Oncor Electric Delivery Co. has become a battleground between Warren Buffett and Paul Singer. Elliott Management Corp. is set for a takeover battle with Buffett’s Berkshire Hathaway if he does not offer a better offer for Oncor Electric. Here are three reasons why Singer is not happy with the offer.
Failure to Meet Creditor Expectations
Singer’s hedge fund is one of the biggest creditors of the parent of Oncor Electric, now bankrupt. Berkshire offered to take over the company for $17.5 billion on July 7. Singer’s firm believes that the company is valued at $18.5 billion, including debt. The reorganized parent entity, Energy Future Holdings Corp. is estimated at $9.3 billion. The deal by Berkshire does not maximize value for the creditors of the company.
Singer Wants To Be a Part of Negotiations
In a letter dated July 5, the hedge fund has urged the manager of Energy Future to ensure that Elliott becomes a part of the deal negotiations. The firm wants to be a part of alternative deals and wants to stay in the loop regarding the Berkshire deal. Elliott has suggested that Energy Future must follow the suggestions made in the letter. Failing this, it could bear ‘unnecessary litigation costs and expenses.’
Berkshire Has Offered a Lower Bid for Oncor
Berkshire’s energy unit is not the first company to try a takeover of Oncor. Energy Future’s bankruptcy in 2014 could end with a significant deal and Elliott; its biggest creditor is not willing to leave any stones unturned to get a great deal. Energy Future has already declined three bids from NextEra Energy Inc. to buy the company. The last offered bid was for $18.4 billion. Before this Hunt Consolidated Inc. also tried to buy the company but the offer was canceled.

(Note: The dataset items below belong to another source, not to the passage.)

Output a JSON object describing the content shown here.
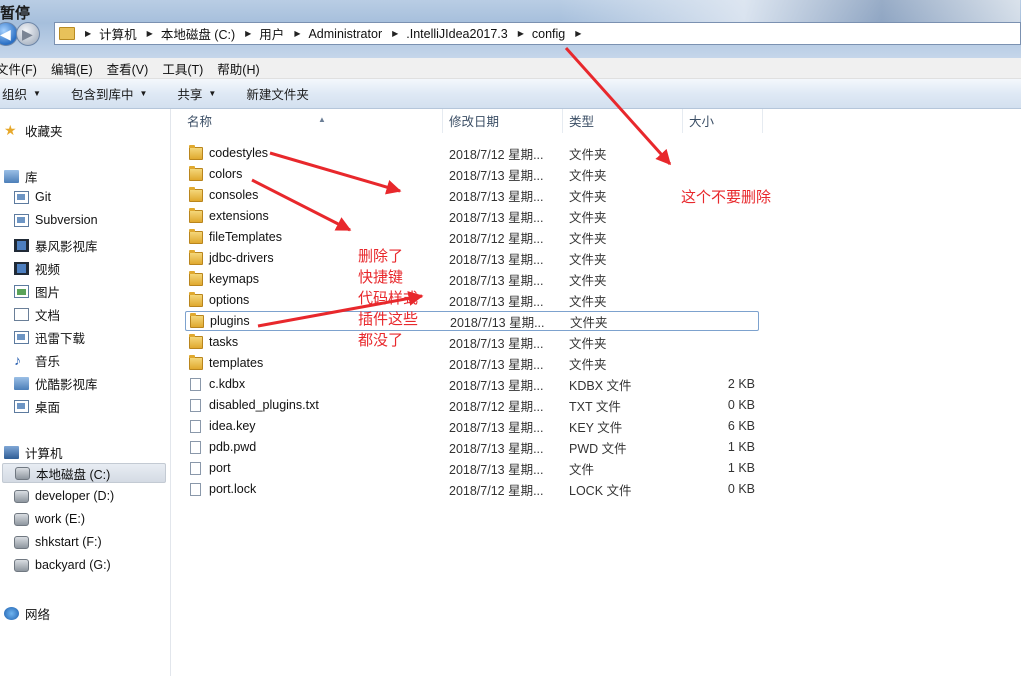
{
  "window": {
    "title": "暂停"
  },
  "address_bar": {
    "crumbs": [
      "计算机",
      "本地磁盘 (C:)",
      "用户",
      "Administrator",
      ".IntelliJIdea2017.3",
      "config"
    ]
  },
  "menu": [
    "文件(F)",
    "编辑(E)",
    "查看(V)",
    "工具(T)",
    "帮助(H)"
  ],
  "toolbar": {
    "organize": "组织",
    "include_in_library": "包含到库中",
    "share": "共享",
    "new_folder": "新建文件夹"
  },
  "navigation": {
    "favorites": "收藏夹",
    "libraries": "库",
    "library_items": [
      "Git",
      "Subversion",
      "暴风影视库",
      "视频",
      "图片",
      "文档",
      "迅雷下载",
      "音乐",
      "优酷影视库",
      "桌面"
    ],
    "computer": "计算机",
    "drives": [
      "本地磁盘 (C:)",
      "developer (D:)",
      "work (E:)",
      "shkstart (F:)",
      "backyard (G:)"
    ],
    "selected_drive": "本地磁盘 (C:)",
    "network": "网络"
  },
  "columns": {
    "name": "名称",
    "date": "修改日期",
    "type": "类型",
    "size": "大小"
  },
  "files": [
    {
      "name": "codestyles",
      "date": "2018/7/12 星期...",
      "type": "文件夹",
      "size": "",
      "kind": "folder"
    },
    {
      "name": "colors",
      "date": "2018/7/13 星期...",
      "type": "文件夹",
      "size": "",
      "kind": "folder"
    },
    {
      "name": "consoles",
      "date": "2018/7/13 星期...",
      "type": "文件夹",
      "size": "",
      "kind": "folder"
    },
    {
      "name": "extensions",
      "date": "2018/7/13 星期...",
      "type": "文件夹",
      "size": "",
      "kind": "folder"
    },
    {
      "name": "fileTemplates",
      "date": "2018/7/12 星期...",
      "type": "文件夹",
      "size": "",
      "kind": "folder"
    },
    {
      "name": "jdbc-drivers",
      "date": "2018/7/13 星期...",
      "type": "文件夹",
      "size": "",
      "kind": "folder"
    },
    {
      "name": "keymaps",
      "date": "2018/7/13 星期...",
      "type": "文件夹",
      "size": "",
      "kind": "folder"
    },
    {
      "name": "options",
      "date": "2018/7/13 星期...",
      "type": "文件夹",
      "size": "",
      "kind": "folder"
    },
    {
      "name": "plugins",
      "date": "2018/7/13 星期...",
      "type": "文件夹",
      "size": "",
      "kind": "folder",
      "selected": true
    },
    {
      "name": "tasks",
      "date": "2018/7/13 星期...",
      "type": "文件夹",
      "size": "",
      "kind": "folder"
    },
    {
      "name": "templates",
      "date": "2018/7/13 星期...",
      "type": "文件夹",
      "size": "",
      "kind": "folder"
    },
    {
      "name": "c.kdbx",
      "date": "2018/7/13 星期...",
      "type": "KDBX 文件",
      "size": "2 KB",
      "kind": "file"
    },
    {
      "name": "disabled_plugins.txt",
      "date": "2018/7/12 星期...",
      "type": "TXT 文件",
      "size": "0 KB",
      "kind": "file"
    },
    {
      "name": "idea.key",
      "date": "2018/7/13 星期...",
      "type": "KEY 文件",
      "size": "6 KB",
      "kind": "file"
    },
    {
      "name": "pdb.pwd",
      "date": "2018/7/13 星期...",
      "type": "PWD 文件",
      "size": "1 KB",
      "kind": "file"
    },
    {
      "name": "port",
      "date": "2018/7/13 星期...",
      "type": "文件",
      "size": "1 KB",
      "kind": "file"
    },
    {
      "name": "port.lock",
      "date": "2018/7/12 星期...",
      "type": "LOCK 文件",
      "size": "0 KB",
      "kind": "file"
    }
  ],
  "annotations": {
    "deleted_note": "删除了\n快捷键\n代码样式\n插件这些\n都没了",
    "keep_note": "这个不要删除",
    "color": "#e8282c"
  }
}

Berkshire’s bid is only $17.5 billion, $1 billion less than Elliott’s valuation. It believes that the company should not consider the Berkshire deal as it is lesser than NextEra, which has already been declined. In the letter to Energy Future, Elliott mentioned, “While we are entirely supportive of a transaction with Berkshire or another third party if the value provided by that transaction exceeds the value being proposed by Elliott, we fear that the Berkshire deal does not provide such value.”
Buffett has mentioned earlier that he does not like engaging in bidding wars. Elliott has proposed ring-fencing so that too much cash is not paid as dividends. Texas regulators have demanded such a structure to be put in place.